Segundo o relatório da PF, o piloto da aeronave, José Jorge de Oliveira Júnior, teria passado pelo ponto de fiscalização com duas bagagens submetidas ao raio-x e, minutos depois, retornado com mais cinco volumes que não foram inspecionados. As imagens do circuito interno mostraram que o auditor fiscal Marco Antônio Canella permitiu a passagem dessas bagagens sem o procedimento adequado, configurando possíveis crimes de prevaricação e facilitação de contrabando ou descaminho.
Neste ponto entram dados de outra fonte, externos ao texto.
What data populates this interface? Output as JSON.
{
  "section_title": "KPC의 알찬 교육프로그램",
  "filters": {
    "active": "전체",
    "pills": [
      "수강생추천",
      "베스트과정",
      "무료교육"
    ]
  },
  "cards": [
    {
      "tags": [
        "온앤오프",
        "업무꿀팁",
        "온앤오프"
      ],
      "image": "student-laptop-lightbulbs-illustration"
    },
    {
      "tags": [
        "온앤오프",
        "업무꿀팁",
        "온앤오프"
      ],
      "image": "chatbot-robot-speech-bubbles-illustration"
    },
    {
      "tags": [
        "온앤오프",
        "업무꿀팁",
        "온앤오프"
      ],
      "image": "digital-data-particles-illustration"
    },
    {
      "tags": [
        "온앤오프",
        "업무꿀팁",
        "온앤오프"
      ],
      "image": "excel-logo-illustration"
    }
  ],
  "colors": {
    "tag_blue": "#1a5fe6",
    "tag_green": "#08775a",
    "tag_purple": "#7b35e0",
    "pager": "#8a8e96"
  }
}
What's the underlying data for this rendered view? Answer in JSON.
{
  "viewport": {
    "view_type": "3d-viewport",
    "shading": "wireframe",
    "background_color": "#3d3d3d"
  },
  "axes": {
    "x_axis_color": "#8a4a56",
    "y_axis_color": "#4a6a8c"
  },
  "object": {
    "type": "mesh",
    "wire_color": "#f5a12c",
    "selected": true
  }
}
No entanto, o ministro Alexandre de Moraes concluiu que não há indícios que liguem os parlamentares com foro privilegiado às irregularidades apuradas. “Não se verifica, a partir dos elementos de investigação colhidos pela Polícia Federal, qualquer envolvimento dos referidos parlamentares com as apontadas condutas ilícitas”, afirmou Moraes em sua decisão.

O ministro ressaltou que a presença dos parlamentares no voo não configura participação nos delitos investigados, destacando que eles se submeteram aos procedimentos de fiscalização corretamente. Com isso, a apuração contra Hugo Motta, Ciro Nogueira, Doutor Luizinho e Isnaldo Bulhões foi arquivada pelo STF.

As investigações sobre os demais envolvidos, que não possuem foro privilegiado, foram encaminhadas para a 1ª Vara Federal de Sorocaba (SP) para continuidade dos procedimentos judiciais.

Em nota ao g1, Hugo Motta afirmou que cumpriu todos os protocolos legais ao desembarcar e aguarda manifestação da Procuradoria-Geral da República (PGR). Doutor Luizinho preferiu não comentar o caso, enquanto os demais parlamentares não se manifestaram até o momento.

O caso ganhou repercussão após a CPI do Senado que investigava o empresário Fernandin OIG, relacionado ao episódio das bagagens não fiscalizadas. A Polícia Federal e o Ministério Público Federal de São Paulo avaliaram que, devido à presença de autoridades com foro no STF, a Corte deveria analisar o caso para decidir sobre o prosseguimento das investigações.

Contexto

A investigação teve início após imagens e denúncias apontarem que um piloto teria passado com cinco volumes de bagagens sem a fiscalização obrigatória no desembarque em São Paulo. A Polícia Federal apurava se houve conivência de servidores públicos e se parlamentares estavam envolvidos. O caso envolveu autoridades com foro privilegiado, o que levou a análise do STF. A decisão de arquivamento para os parlamentares reforça a necessidade de provas concretas para responsabilização, enquanto a apuração continua para os demais envolvidos sem foro especial.